There is no need to mention names because too many people have already found it and it needs no more mob attention. The tell-tale graphic, however, is always there as summer daily high temperatures in the characteristic deep V that plunges so far south are consistently cooler than environs east and west in the same latitudes.
            Enough said, eh?
            June Hews
            Having said that, though, June and all of its disagreeable conditions has arrived.
            Temperatures up to 104° are pounding the upper Chihuahuan grasslands we manage. Hot winds blow in your face from every direction except when you are in a pickup creeping along a two track on liquified dirt in a following gale. Then it is at your back enveloping you in a suffocating cloud of dust.
            It is seasonal drought time.
            Water is critical, and everything bad that can happen will happen. Thursday morning, we found a float off a valve inside a float box. The demand has been so great that the constant volume of water apparently pulsed the float to the point it unscrewed itself. Six inches of water level from a 30,000-gallon storage was on the ground.
            It could have been a lot worse and replacing it at this time is almost impossible.
            On Wednesday, Bunch sent Audie over from Animas and we pulled two wells. One, our big main well, has lost flow at the extreme terminus that is another big storage. The fear was the column pipe was perforated due to the high corrosive nature of that well’s water. The entire length of what was galvanized pipe was replaced with PVC. The second well, a well and set of pens we call Monterrey, has not been pumped in a number of years since an already weak pump slowly reduced to nothing (and the previously mentioned main well more than supplied the reduced flow). It was replaced with a new pump and plugged back into a solar rack.
            It is pumping less than three GPM, but that adds to supply when conditions are this critical.

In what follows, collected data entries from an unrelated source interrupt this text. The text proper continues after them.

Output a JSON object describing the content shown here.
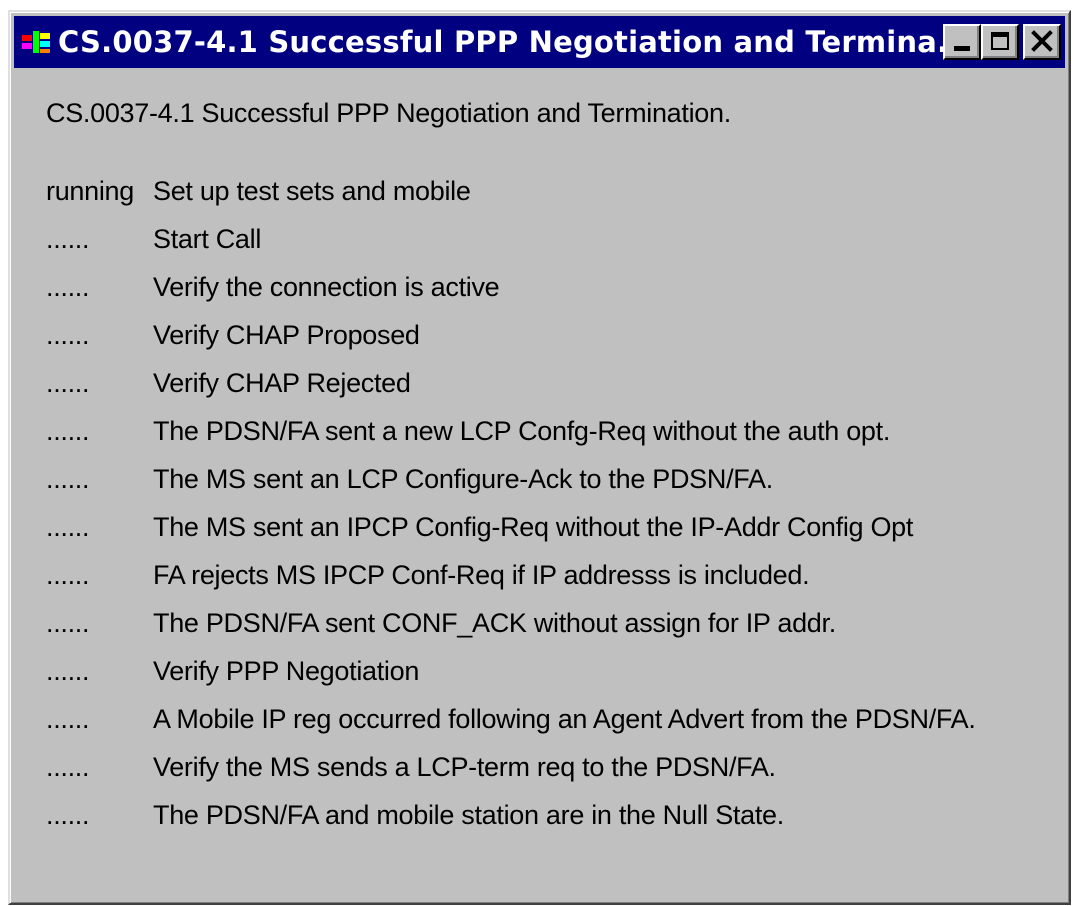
{
  "window": {
    "title": "CS.0037-4.1 Successful PPP Negotiation and Termina...",
    "app_icon": "test-app-icon",
    "controls": {
      "minimize": "minimize-icon",
      "maximize": "maximize-icon",
      "close": "close-icon"
    },
    "colors": {
      "titlebar": "#000080",
      "face": "#c0c0c0"
    }
  },
  "content": {
    "heading": "CS.0037-4.1 Successful PPP Negotiation and Termination.",
    "steps": [
      {
        "status": "running",
        "label": "Set up test sets and mobile"
      },
      {
        "status": "......",
        "label": "Start Call"
      },
      {
        "status": "......",
        "label": "Verify the connection is active"
      },
      {
        "status": "......",
        "label": "Verify CHAP Proposed"
      },
      {
        "status": "......",
        "label": "Verify CHAP Rejected"
      },
      {
        "status": "......",
        "label": "The PDSN/FA sent a new LCP Confg-Req without the auth opt."
      },
      {
        "status": "......",
        "label": "The MS sent an LCP Configure-Ack to the PDSN/FA."
      },
      {
        "status": "......",
        "label": "The MS sent an IPCP Config-Req without the IP-Addr Config Opt"
      },
      {
        "status": "......",
        "label": "FA rejects MS IPCP Conf-Req if IP addresss is included."
      },
      {
        "status": "......",
        "label": "The PDSN/FA sent CONF_ACK without assign for IP addr."
      },
      {
        "status": "......",
        "label": "Verify PPP Negotiation"
      },
      {
        "status": "......",
        "label": "A Mobile IP reg occurred following an Agent Advert from the PDSN/FA."
      },
      {
        "status": "......",
        "label": "Verify the MS sends a LCP-term req to the PDSN/FA."
      },
      {
        "status": "......",
        "label": "The PDSN/FA and mobile station are in the Null State."
      }
    ]
  }
}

            The point is every day is a new adventure in another repeat of a long line of a dreaded June. Hot, windy, dry and rapidly diminishing forage quality are all challenges of this first month of Southwest summers.
            The Monsoon … cannot arrive soon enough.
            Our Origins
            When it is time to go home, though, the drive out of our north end on the county road has continued to follow a routine. It’s coffee time.
            It is the only time of day other than early morning that something hot tastes right. Even at 100°, the warn, dented, and familiar vacuum bottle is pulled from its place alongside the driver’s seat and opened. The paint is gone in places, but I would not want anything other than that favored container for that one short cup of coffee, the second of the day.
            The contents are brewed and flavored the same way every day, too. The whole process is a ritual. It is part of this heritage. It is as western Americana as any component of this way of life.
            At a long ago visit to Calgary and the Stampede, we visited a museum in Cochrane that devoted at least part of the exhibits to the pioneering cowmen of Alberta. As we wandered through the displays, we could not imagine how those early arrivals could exist through those first winters. Holy cow! There was also an interesting corollary that was new to us. Cowboys visiting different ranches in those early days learned about the ownership and at least one feature of their way of life. It was like a neon sign flashing on their barn doors. It was not just the way they spoke the king’s language. It was more foundational. The cowmen that originated from England drank tea.
            The Texians drank coffee.
            Kaffeeklatsch
            My grandmothers wielded much, much influence over many things. Seldom does a day go by that I do not think about them in one way or another. So many things they taught us. So many lessons we learned. So many fixed features of our being they influenced.
            Drinking coffee was one of those learned experiences.
            The best of times was when they ruled the kitchens of our youth. They were always the first up in the dark of the mornings. As the lights came on so did the stoves and the pot of prepared coffee was started. Those were the days when percolators were as familiar as any household appliance.
            Every day was the same whether it was a morning when the thermometer was indicating a January freeze or cool 56 degrees after a nighttime July monsoonal shower. The pot was soon perking, and familiar cups were lined up waiting to be poured.
            There was no television then. There was a radio, but it was not turned on until later in the morning when the signal strength was strong enough. Verbal communication was the order.
            We talked to each other. The day was planned, and events or news was shared.
            When the cups were filled, the adults drank it black. At the mouth of Bell Canyon at Cliff, the kid’s cup was prepared by Nana loaded with real, fresh cream and sugar. Her reminder was always the same.
            That’s just the way you like it.
            She was the one that made sure that happened. The truth is that's the way it is still prepared when poured into that battered thermos for the eventual ride home. Otherwise, it is poured and left black.
            Golly, those were the best of times … our world could certainly use a dose of that this morning.

            Stephen L. Wilmeth is a rancher from southern New Mexico. “Heritage!”